In der Brahms-Motette zu Beginn setzte der ausgesprochen rein intonierende Chor scharfe dynamische Kontraste, augenfällig bei der Frage „Warum“, die zunächst anklagend und mit Nachdruck, dann in der Wiederholung mit verzagt-leiser Stimmgebung gestellt wurde. Der getragene, elegische Trauergesang des Beginns mündet in die polyphon gesetzte, lebhafte Aufforderung „Lasset uns unser Herz …“, die die Sängerinnen und Sänger transparent darboten. Ergreifend gesungen der schlichte Choral am Schluss, dem sich Isenberg mit dem ebenso melodiösen, liedhaften „Pièce pour Grand Orgue Nr.1“ von César Franck (Transkription: Louis Vierne) anschloss – dramaturgisch gut überlegt. Hier wie auch in Augustin Bariés „Lamento“ op. 7, Nr. 2 – dazwischen sang der Chor Brahms’ geistliches Lied mit wunderbar fließenden Harmonien – arbeitete der Organist mit überwiegend gedeckten, teilweise dumpfen Klangfarben, die den kontemplativen Gesamtcharakter des Konzerts unterstrichen. Bariés farbig harmonisierte Komposition, eine fortwährende verhaltene Klage, die vehementer, eindringlicher wird, um schließlich ganz ruhig auszuklingen, führte sehr schön zu Duruflés Requiem hin.

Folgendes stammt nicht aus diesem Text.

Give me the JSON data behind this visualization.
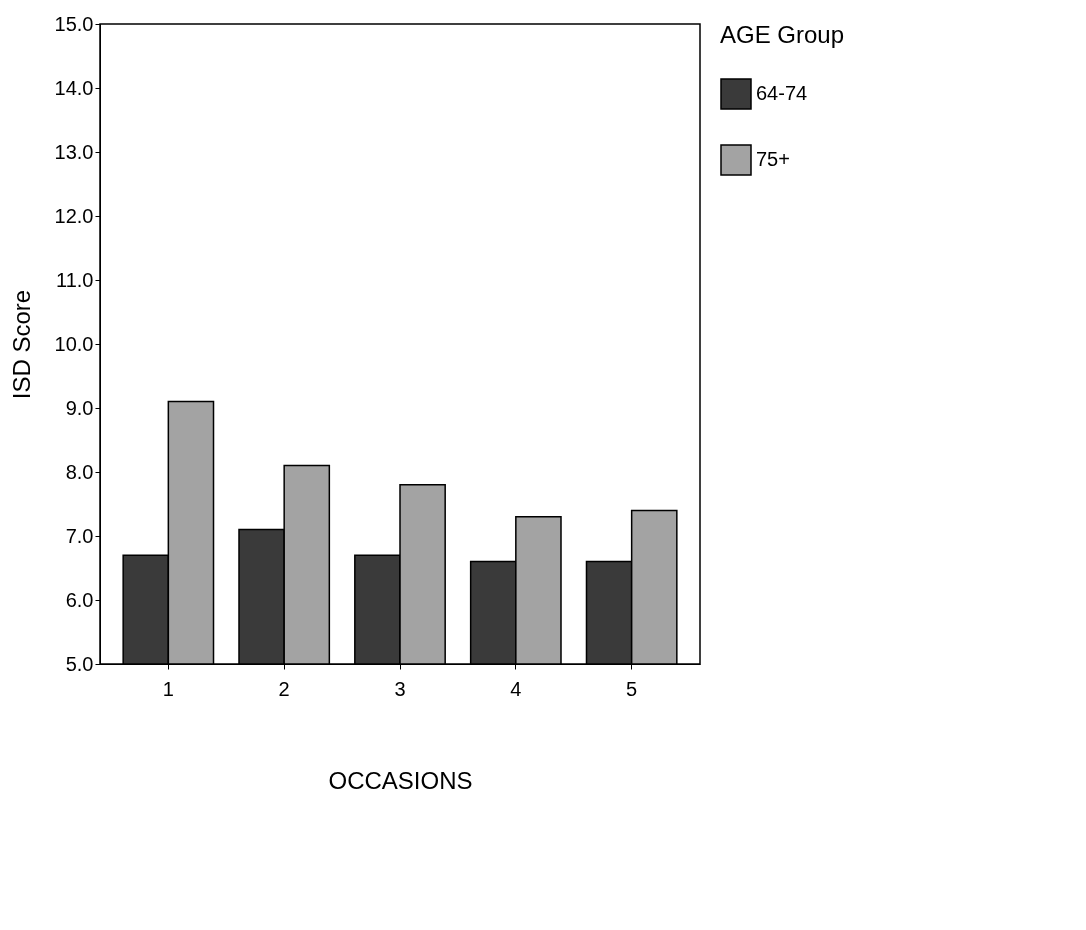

Bei dem neunteiligen Werk zeigte sich die von Ute Debus straff dirigierte, aufmerksam folgende Capella Cantabilis als ausgereiftes Ensemble. In stark an die Gregorianik angelehnten Unisono-Passagen des Chors ebenso wie in Einzelauftritten der verschiedenen Stimmgruppen überzeugte das dichte, geschlossene Klangbild – exemplarisch seien die Soprane genannt, die etwa bei „In paradisum“ wie „eine Stimme“ sangen. Für seine geringe Größe von nicht einmal 20 Vokalisten erreichte der Chor beispielsweise bei den kraftvollen Eruptionen in „Libera Me“ eine bemerkenswerte Klangstärke. Dynamisch kann der Chor feinsinnig agieren, wie nicht nur der hauchzarte Ausklang des Requiems deutlich machte – atemberaubend.

Das Sopransolo „Pie Jesu“, das für die Sängerin eine große Tonspanne bereithält, gelang Nina Jakob sehr ausdrucksvoll. Das Chormitglied überzeugte in hohen wie in tiefen Lagen und gefiel mit einer natürlichen, im besten Sinne „unklassischen“ stimmlichen Darbietung.Nach besinnlich-sakralen Konzerten dieser Art stellt sich die Frage, ob Applaus angemessen ist. Es dauerte lang, gewiss aufgrund der inhaltlichen Bedeutung des zuvor Gehörten, bis das Publikum schließlich den Beifall einleitete. Der war dann umso länger und herzlicher. Qualität muss belohnt werden.